Why I Hired My Direct Competitor to Run My Company

Why I Hired My Direct Competitor to Run My Company

Asian Efficiency
Asian EfficiencyMay 20, 2026

Why It Matters

It shows founders how to accelerate scaling by turning competitors into operators, converting industry expertise into immediate operational capacity and freeing founders to pursue high‑impact activities.

Key Takeaways

  • Founder swapped day‑to‑day ops for a competitor with audience expertise
  • Hiring a peer eliminated learning curve typical of traditional COOs
  • Both parties gained: stability for competitor, freedom for founder
  • Model lets founders scale without expanding personal bandwidth
  • Competitor‑to‑operator hires turn revenue uncertainty into steady pay

Pulse Analysis

Founders of niche content businesses often hit a ceiling when they become the de‑facto operator of every function. Managing editorial calendars, course delivery, and customer support can crowd out the creative work that originally attracted them to the venture. Traditional solutions—hiring a COO or general manager—bring strong process skills but lack the deep audience insight required for productivity‑focused brands. The result is a steep onboarding period and a cultural mismatch that can stall momentum.

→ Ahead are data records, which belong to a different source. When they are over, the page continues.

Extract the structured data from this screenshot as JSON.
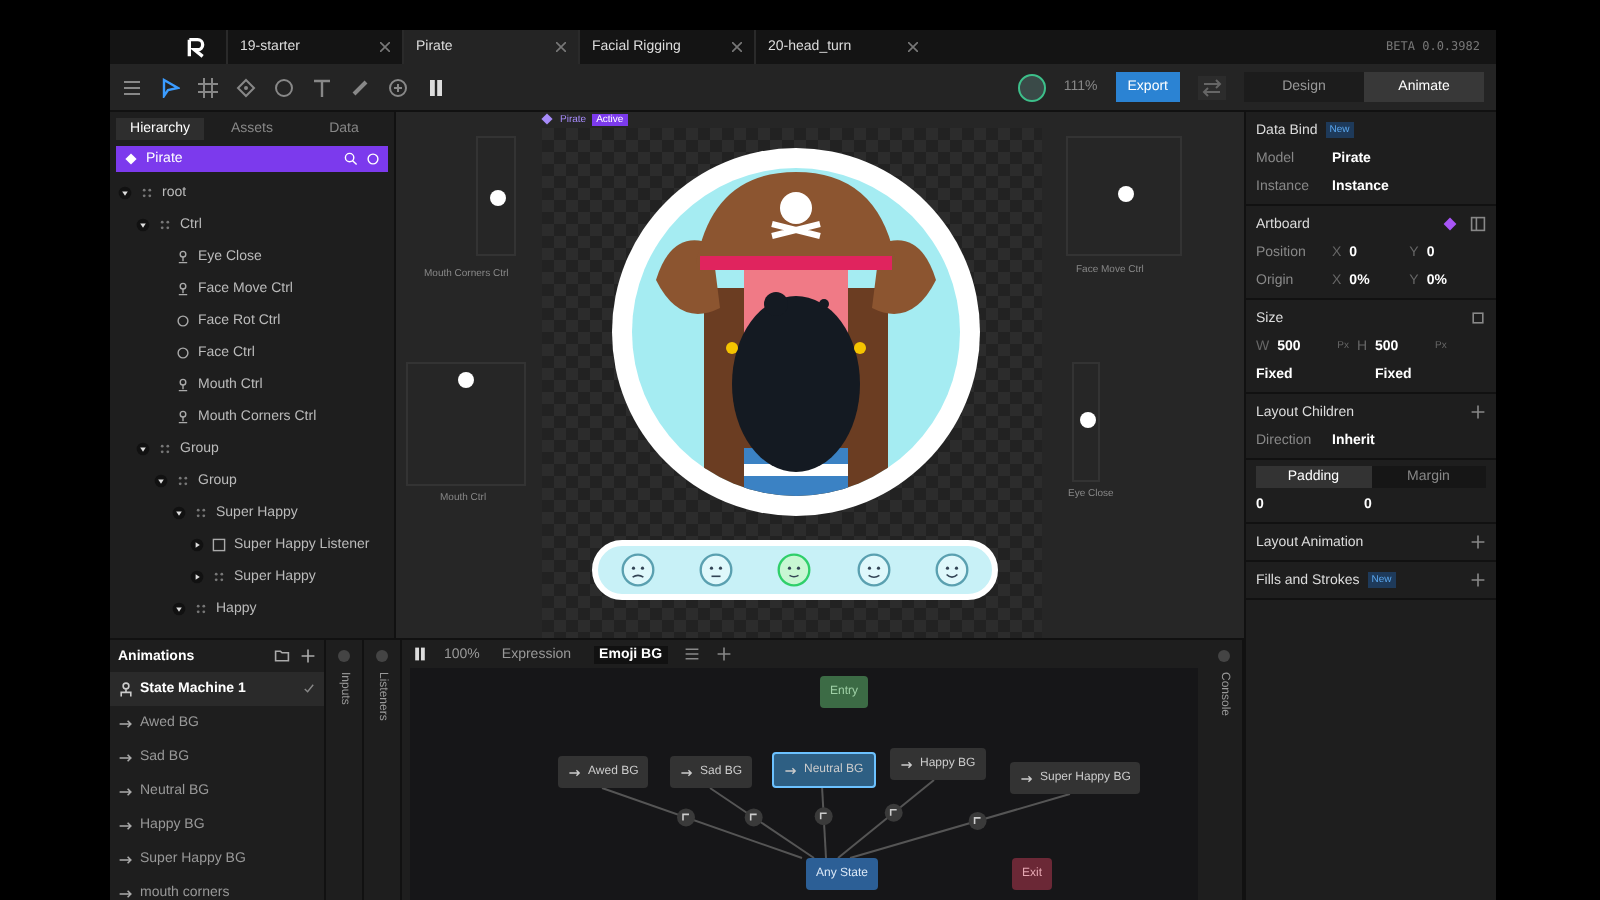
{
  "tabs": [
    {
      "label": "19-starter",
      "selected": false
    },
    {
      "label": "Pirate",
      "selected": true
    },
    {
      "label": "Facial Rigging",
      "selected": false
    },
    {
      "label": "20-head_turn",
      "selected": false
    }
  ],
  "version": "BETA 0.0.3982",
  "toolbar": {
    "zoom": "111%",
    "export": "Export",
    "modes": [
      {
        "label": "Design",
        "selected": false
      },
      {
        "label": "Animate",
        "selected": true
      }
    ]
  },
  "hierarchy": {
    "tabs": [
      {
        "label": "Hierarchy",
        "selected": true
      },
      {
        "label": "Assets",
        "selected": false
      },
      {
        "label": "Data",
        "selected": false
      }
    ],
    "artboard": "Pirate",
    "tree": [
      {
        "label": "root",
        "kind": "group",
        "expanded": true,
        "children": [
          {
            "label": "Ctrl",
            "kind": "group",
            "expanded": true,
            "children": [
              {
                "label": "Eye Close",
                "kind": "bone"
              },
              {
                "label": "Face Move Ctrl",
                "kind": "bone"
              },
              {
                "label": "Face Rot Ctrl",
                "kind": "target"
              },
              {
                "label": "Face Ctrl",
                "kind": "target"
              },
              {
                "label": "Mouth Ctrl",
                "kind": "bone"
              },
              {
                "label": "Mouth Corners Ctrl",
                "kind": "bone"
              }
            ]
          },
          {
            "label": "Group",
            "kind": "group",
            "expanded": true,
            "children": [
              {
                "label": "Group",
                "kind": "group",
                "expanded": true,
                "children": [
                  {
                    "label": "Super Happy",
                    "kind": "group",
                    "expanded": true,
                    "children": [
                      {
                        "label": "Super Happy Listener",
                        "kind": "listener",
                        "expanded": false
                      },
                      {
                        "label": "Super Happy",
                        "kind": "group",
                        "expanded": false
                      }
                    ]
                  },
                  {
                    "label": "Happy",
                    "kind": "group",
                    "expanded": true
                  }
                ]
              }
            ]
          }
        ]
      }
    ]
  },
  "canvas": {
    "artboard": "Pirate",
    "badge": "Active",
    "controls": [
      {
        "label": "Mouth Corners Ctrl"
      },
      {
        "label": "Face Move Ctrl"
      },
      {
        "label": "Mouth Ctrl"
      },
      {
        "label": "Eye Close"
      }
    ],
    "emojis": [
      {
        "selected": false
      },
      {
        "selected": false
      },
      {
        "selected": true
      },
      {
        "selected": false
      },
      {
        "selected": false
      }
    ]
  },
  "inspector": {
    "data_bind": {
      "title": "Data Bind",
      "badge": "New",
      "rows": [
        {
          "label": "Model",
          "value": "Pirate"
        },
        {
          "label": "Instance",
          "value": "Instance"
        }
      ]
    },
    "artboard": {
      "title": "Artboard",
      "rows": [
        {
          "label": "Position",
          "fields": [
            {
              "prefix": "X",
              "value": "0"
            },
            {
              "prefix": "Y",
              "value": "0"
            }
          ]
        },
        {
          "label": "Origin",
          "fields": [
            {
              "prefix": "X",
              "value": "0%"
            },
            {
              "prefix": "Y",
              "value": "0%"
            }
          ]
        }
      ]
    },
    "size": {
      "title": "Size",
      "fields": [
        {
          "prefix": "W",
          "value": "500",
          "unit": "Px"
        },
        {
          "prefix": "H",
          "value": "500",
          "unit": "Px"
        }
      ],
      "modes": [
        "Fixed",
        "Fixed"
      ]
    },
    "layout_children": {
      "title": "Layout Children",
      "rows": [
        {
          "label": "Direction",
          "value": "Inherit"
        }
      ]
    },
    "spacing": {
      "tabs": [
        {
          "label": "Padding",
          "selected": true
        },
        {
          "label": "Margin",
          "selected": false
        }
      ],
      "values": [
        "0",
        "0"
      ]
    },
    "sections": [
      {
        "title": "Layout Animation"
      },
      {
        "title": "Fills and Strokes",
        "badge": "New"
      }
    ]
  },
  "animations": {
    "title": "Animations",
    "items": [
      {
        "label": "State Machine 1",
        "kind": "state_machine",
        "selected": true
      },
      {
        "label": "Awed BG",
        "kind": "animation",
        "selected": false
      },
      {
        "label": "Sad BG",
        "kind": "animation",
        "selected": false
      },
      {
        "label": "Neutral BG",
        "kind": "animation",
        "selected": false
      },
      {
        "label": "Happy BG",
        "kind": "animation",
        "selected": false
      },
      {
        "label": "Super Happy BG",
        "kind": "animation",
        "selected": false
      },
      {
        "label": "mouth corners",
        "kind": "animation",
        "selected": false
      }
    ]
  },
  "side_tabs": {
    "inputs": "Inputs",
    "listeners": "Listeners",
    "console": "Console"
  },
  "graph": {
    "zoom": "100%",
    "tabs": [
      {
        "label": "Expression",
        "selected": false
      },
      {
        "label": "Emoji BG",
        "selected": true
      }
    ],
    "nodes": [
      {
        "label": "Entry",
        "kind": "entry",
        "selected": false
      },
      {
        "label": "Awed BG",
        "kind": "state",
        "selected": false
      },
      {
        "label": "Sad BG",
        "kind": "state",
        "selected": false
      },
      {
        "label": "Neutral BG",
        "kind": "state",
        "selected": true
      },
      {
        "label": "Happy BG",
        "kind": "state",
        "selected": false
      },
      {
        "label": "Super Happy BG",
        "kind": "state",
        "selected": false
      },
      {
        "label": "Any State",
        "kind": "any",
        "selected": false
      },
      {
        "label": "Exit",
        "kind": "exit",
        "selected": false
      }
    ]
  }
}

By recruiting a direct competitor, Asian Efficiency sidestepped those pitfalls. Brooks already ran a productivity blog for the same demographic, spoke the same language, and produced the same type of content. This meant he could step into the role with minimal training, instantly understand user pain points, and maintain brand voice. The arrangement also created a win‑win: Brooks received a reliable six‑figure income and a team, while the founder reclaimed time for workshops, speaking engagements, and personal branding—activities that drive higher-margin revenue. The partnership illustrates how talent acquisition can be reframed as a strategic alliance rather than a zero‑sum hiring battle.

The broader implication is a shift toward "competitor‑to‑operator" hiring across SaaS, media, and consulting sectors. Companies can scan the ecosystem for solo founders or small teams that already solve a slice of their problem space, then offer them scale and stability in exchange for operational leadership. This approach reduces onboarding costs, accelerates time‑to‑market, and preserves the cultural DNA that resonates with customers. However, founders must conduct thorough due diligence to ensure alignment on vision and guard against potential conflicts of interest. When executed thoughtfully, the model can unlock growth without expanding the founder’s personal bandwidth.